On Monday, January 13, 2014 6:55:05 AM UTC-6, son_of_flubber wrote:
(Title intended to add a bit of levity to serious post.)



Soaring can kill you, but how do we put that risk into perspective?



A statistics based Mortality Calculator helped me do that. I answered a few questions about my medical profile and age and it told me that statistically I have a 19% chance of dieing in the next ten years from natural causes or from an accident of any kind. Say a 1 in 5 chance. (Sucks of course..) The calculator does not properly weight the fact that I'm a glider pilot, so how do I adjust for that?



It's obvious to me that my chances of dying in a glider are much much better than 1 in 5. So it is much much more likely that I will die of some other cause before I live long enough to die in a glider. Worrying about a glider accident is completely irrational (until I disregard the inherent dangers and start flying like an idiot.) Sure it could happen, but it is much more likely to die from something else. And as I get older, the odds of dying in a glider continue to drop.



An article about the mortality calculator. http://www.thedailybeast.com/article...-on-death.html



The calculator http://eprognosis.ucsf.edu/


"Worrying about a glider accident is completely irrational..."
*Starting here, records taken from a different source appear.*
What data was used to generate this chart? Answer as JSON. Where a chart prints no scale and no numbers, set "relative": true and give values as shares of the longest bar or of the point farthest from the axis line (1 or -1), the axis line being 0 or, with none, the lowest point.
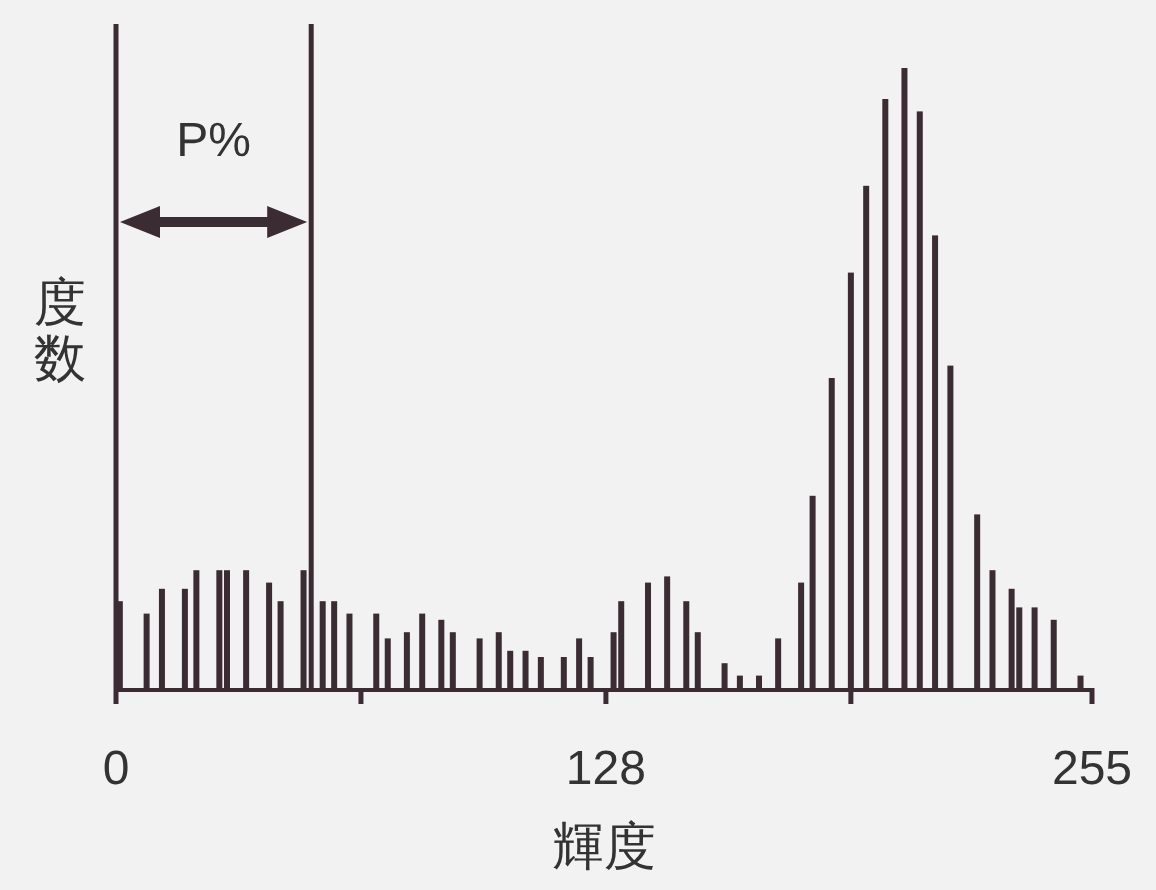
{
  "chart_data": {
    "type": "bar",
    "relative": true,
    "xlabel": "輝度",
    "ylabel": "度数",
    "color": "#3b2b33",
    "x": [
      1,
      8,
      12,
      18,
      21,
      27,
      29,
      34,
      40,
      43,
      49,
      54,
      57,
      61,
      68,
      71,
      76,
      80,
      85,
      88,
      95,
      100,
      103,
      107,
      111,
      117,
      121,
      124,
      130,
      132,
      139,
      144,
      149,
      152,
      159,
      163,
      168,
      173,
      179,
      182,
      187,
      192,
      196,
      201,
      206,
      210,
      214,
      218,
      225,
      229,
      234,
      236,
      240,
      245,
      252
    ],
    "values": [
      0.14,
      0.12,
      0.16,
      0.16,
      0.19,
      0.19,
      0.19,
      0.19,
      0.17,
      0.14,
      0.19,
      0.14,
      0.14,
      0.12,
      0.12,
      0.08,
      0.09,
      0.12,
      0.11,
      0.09,
      0.08,
      0.09,
      0.06,
      0.06,
      0.05,
      0.05,
      0.08,
      0.05,
      0.09,
      0.14,
      0.17,
      0.18,
      0.14,
      0.09,
      0.04,
      0.02,
      0.02,
      0.08,
      0.17,
      0.31,
      0.5,
      0.67,
      0.81,
      0.95,
      1,
      0.93,
      0.73,
      0.52,
      0.28,
      0.19,
      0.16,
      0.13,
      0.13,
      0.11,
      0.02
    ],
    "xlim": [
      0,
      255
    ],
    "xticks": [
      0,
      {
        "value": 64,
        "label": null
      },
      128,
      {
        "value": 192,
        "label": null
      },
      255
    ],
    "ref_lines": [
      {
        "axis": "x",
        "value": 0
      },
      {
        "axis": "x",
        "value": 51
      }
    ],
    "annotations": [
      "P%"
    ]
  }
}
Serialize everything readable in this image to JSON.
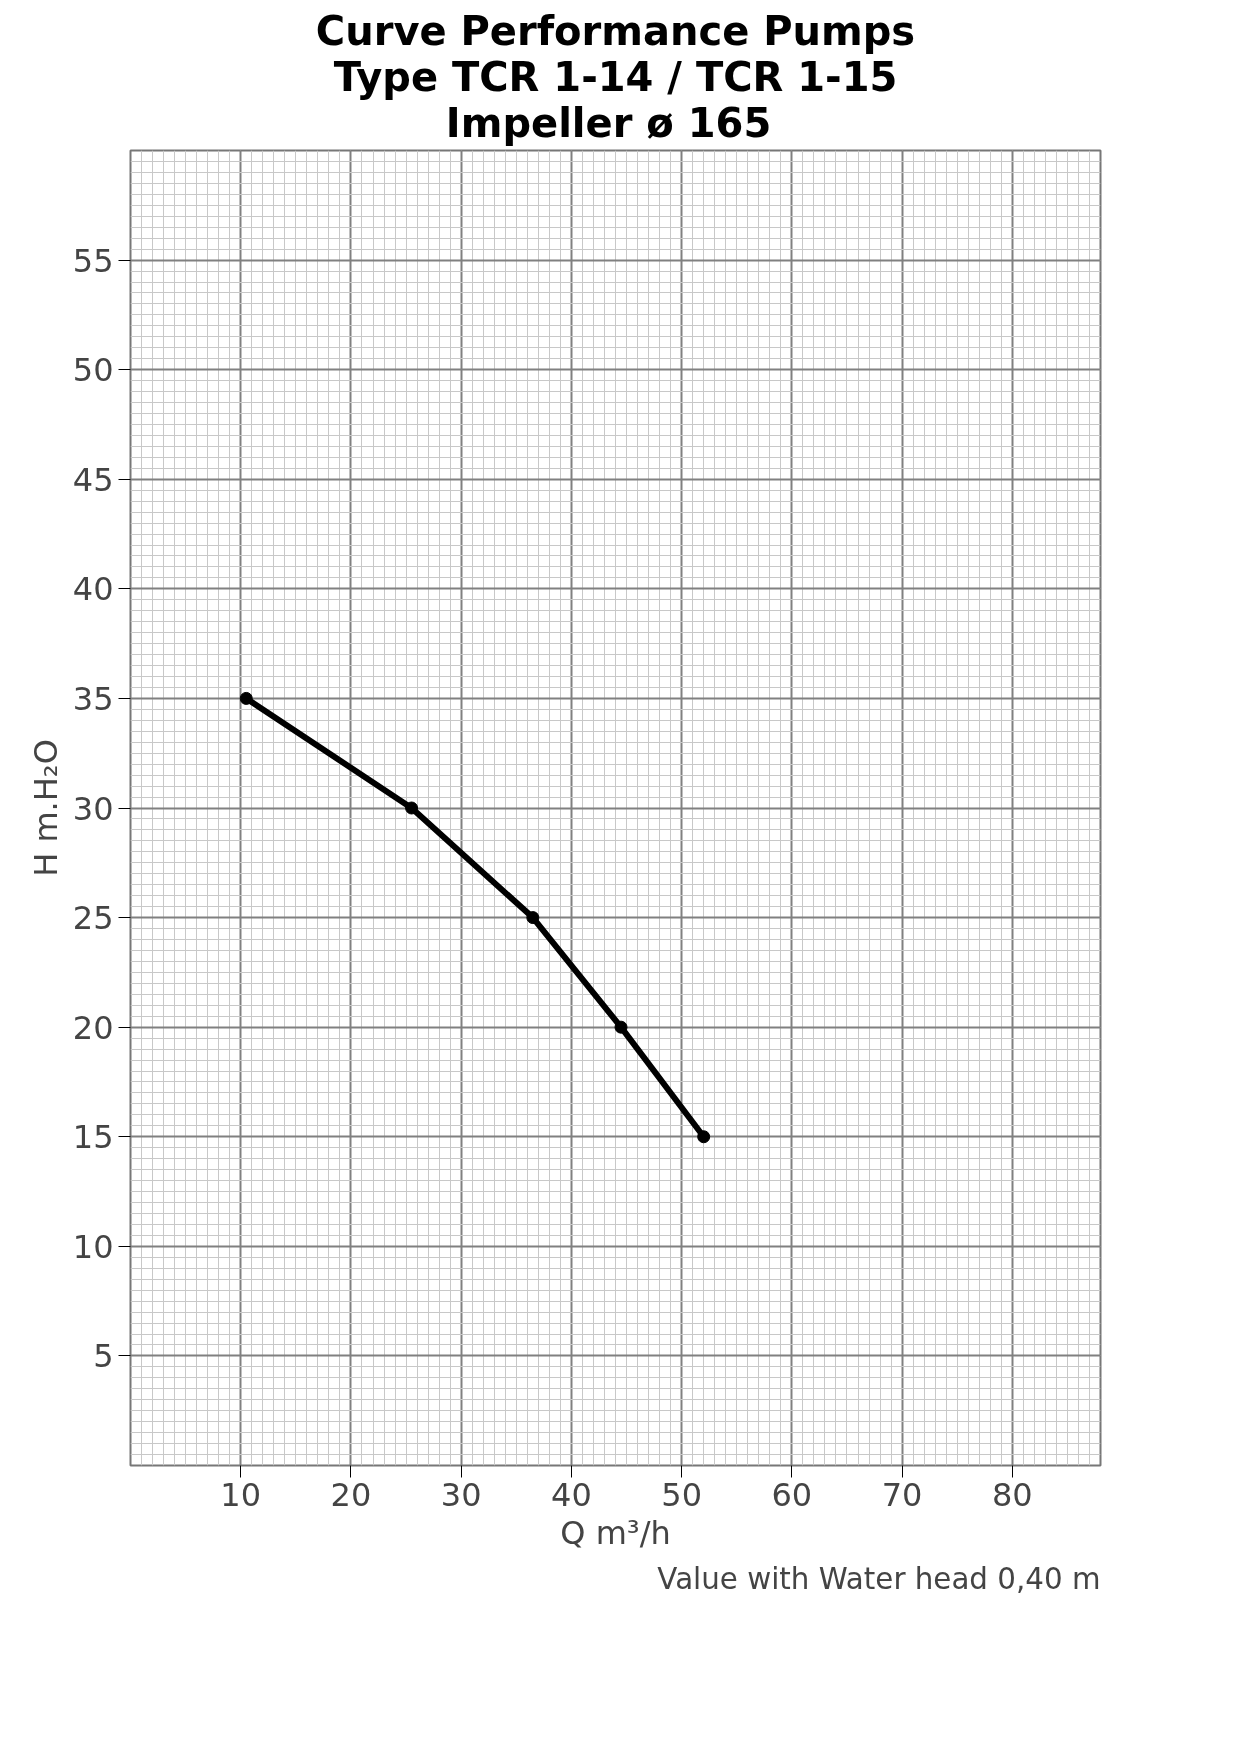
{
  "chart_data": {
    "type": "line",
    "title": "Curve Performance Pumps\nType TCR 1-14 / TCR 1-15\nImpeller  ø 165",
    "xlabel": "Q m³/h",
    "ylabel": "H m.H₂O",
    "x": [
      10.5,
      25.5,
      36.5,
      44.5,
      52
    ],
    "series": [
      {
        "color": "#000000",
        "values": [
          35,
          30,
          25,
          20,
          15
        ]
      }
    ],
    "xlim": [
      0,
      88
    ],
    "ylim": [
      0,
      60
    ],
    "xticks": [
      10,
      20,
      30,
      40,
      50,
      60,
      70,
      80
    ],
    "yticks": [
      5,
      10,
      15,
      20,
      25,
      30,
      35,
      40,
      45,
      50,
      55
    ],
    "grid": true,
    "marker": "circle",
    "line_style": "solid",
    "annotations": [
      "Value with Water head 0,40 m"
    ]
  }
}
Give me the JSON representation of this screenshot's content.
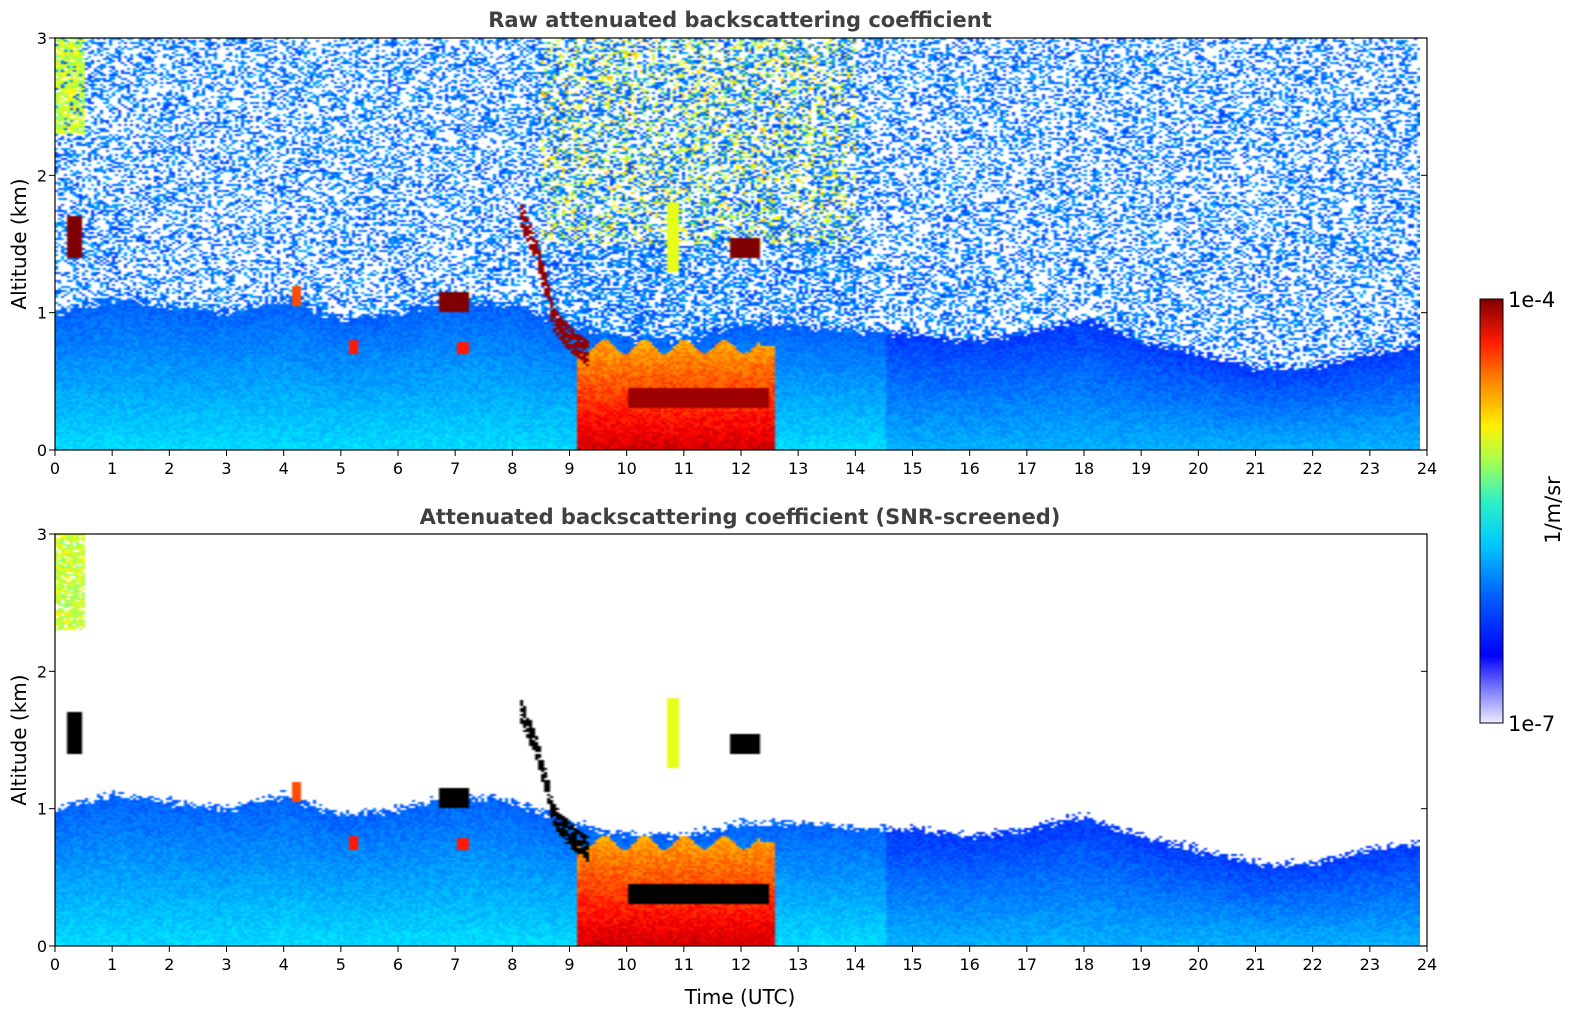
{
  "chart_data": [
    {
      "type": "heatmap",
      "title": "Raw attenuated backscattering coefficient",
      "xlabel": "",
      "ylabel": "Altitude (km)",
      "xlim": [
        0,
        24
      ],
      "ylim": [
        0,
        3
      ],
      "xticks": [
        "0",
        "1",
        "2",
        "3",
        "4",
        "5",
        "6",
        "7",
        "8",
        "9",
        "10",
        "11",
        "12",
        "13",
        "14",
        "15",
        "16",
        "17",
        "18",
        "19",
        "20",
        "21",
        "22",
        "23",
        "24"
      ],
      "yticks": [
        "0",
        "1",
        "2",
        "3"
      ],
      "screened": false
    },
    {
      "type": "heatmap",
      "title": "Attenuated backscattering coefficient (SNR-screened)",
      "xlabel": "Time (UTC)",
      "ylabel": "Altitude (km)",
      "xlim": [
        0,
        24
      ],
      "ylim": [
        0,
        3
      ],
      "xticks": [
        "0",
        "1",
        "2",
        "3",
        "4",
        "5",
        "6",
        "7",
        "8",
        "9",
        "10",
        "11",
        "12",
        "13",
        "14",
        "15",
        "16",
        "17",
        "18",
        "19",
        "20",
        "21",
        "22",
        "23",
        "24"
      ],
      "yticks": [
        "0",
        "1",
        "2",
        "3"
      ],
      "screened": true
    }
  ],
  "colorbar": {
    "label": "1/m/sr",
    "max_label": "1e-4",
    "min_label": "1e-7",
    "colormap": "jet",
    "scale": "log",
    "range": [
      1e-07,
      0.0001
    ]
  },
  "features": {
    "boundary_layer_top_km": [
      [
        0,
        1.0
      ],
      [
        1,
        1.1
      ],
      [
        2,
        1.05
      ],
      [
        3,
        1.0
      ],
      [
        4,
        1.1
      ],
      [
        5,
        0.95
      ],
      [
        6,
        1.0
      ],
      [
        7,
        1.1
      ],
      [
        8,
        1.05
      ],
      [
        9,
        0.9
      ],
      [
        10,
        0.8
      ],
      [
        11,
        0.8
      ],
      [
        12,
        0.9
      ],
      [
        13,
        0.9
      ],
      [
        14,
        0.85
      ],
      [
        15,
        0.85
      ],
      [
        16,
        0.8
      ],
      [
        17,
        0.85
      ],
      [
        18,
        0.95
      ],
      [
        19,
        0.8
      ],
      [
        20,
        0.7
      ],
      [
        21,
        0.6
      ],
      [
        22,
        0.6
      ],
      [
        23,
        0.7
      ],
      [
        23.8,
        0.75
      ]
    ],
    "fog_event_hours": [
      9.1,
      12.6
    ],
    "fog_top_km": 0.75,
    "elevated_layers": [
      {
        "t0": 0.2,
        "t1": 0.45,
        "h0": 1.4,
        "h1": 1.7,
        "level": 1.0
      },
      {
        "t0": 6.7,
        "t1": 7.2,
        "h0": 1.0,
        "h1": 1.15,
        "level": 1.0
      },
      {
        "t0": 5.1,
        "t1": 5.3,
        "h0": 0.7,
        "h1": 0.8,
        "level": 0.85
      },
      {
        "t0": 7.0,
        "t1": 7.2,
        "h0": 0.7,
        "h1": 0.78,
        "level": 0.85
      },
      {
        "t0": 11.8,
        "t1": 12.3,
        "h0": 1.4,
        "h1": 1.55,
        "level": 1.0
      },
      {
        "t0": 10.7,
        "t1": 10.9,
        "h0": 1.3,
        "h1": 1.8,
        "level": 0.6
      },
      {
        "t0": 4.1,
        "t1": 4.3,
        "h0": 1.05,
        "h1": 1.2,
        "level": 0.8
      }
    ],
    "descending_layer": [
      [
        8.1,
        1.75
      ],
      [
        8.4,
        1.45
      ],
      [
        8.6,
        1.15
      ],
      [
        8.7,
        0.95
      ],
      [
        9.0,
        0.8
      ],
      [
        9.3,
        0.7
      ]
    ],
    "near_ground_plume": {
      "t0": 0.0,
      "t1": 0.5,
      "h0": 2.3,
      "h1": 3.0
    }
  }
}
You obviously haven't read the famous Gantenbrink article:
http://www.dg-flugzeugbau.de/safety-comes-first-e.html

Nobody decides to go out there and start "flying like an idiot" as you put it. Your thinking is flawed and dangerous in itself. When going to a contest or just to fly locally, I visualize myself driving in the opposite direction on the freeway, with my body and my glider intact and I vow to fly in a way to make that happen.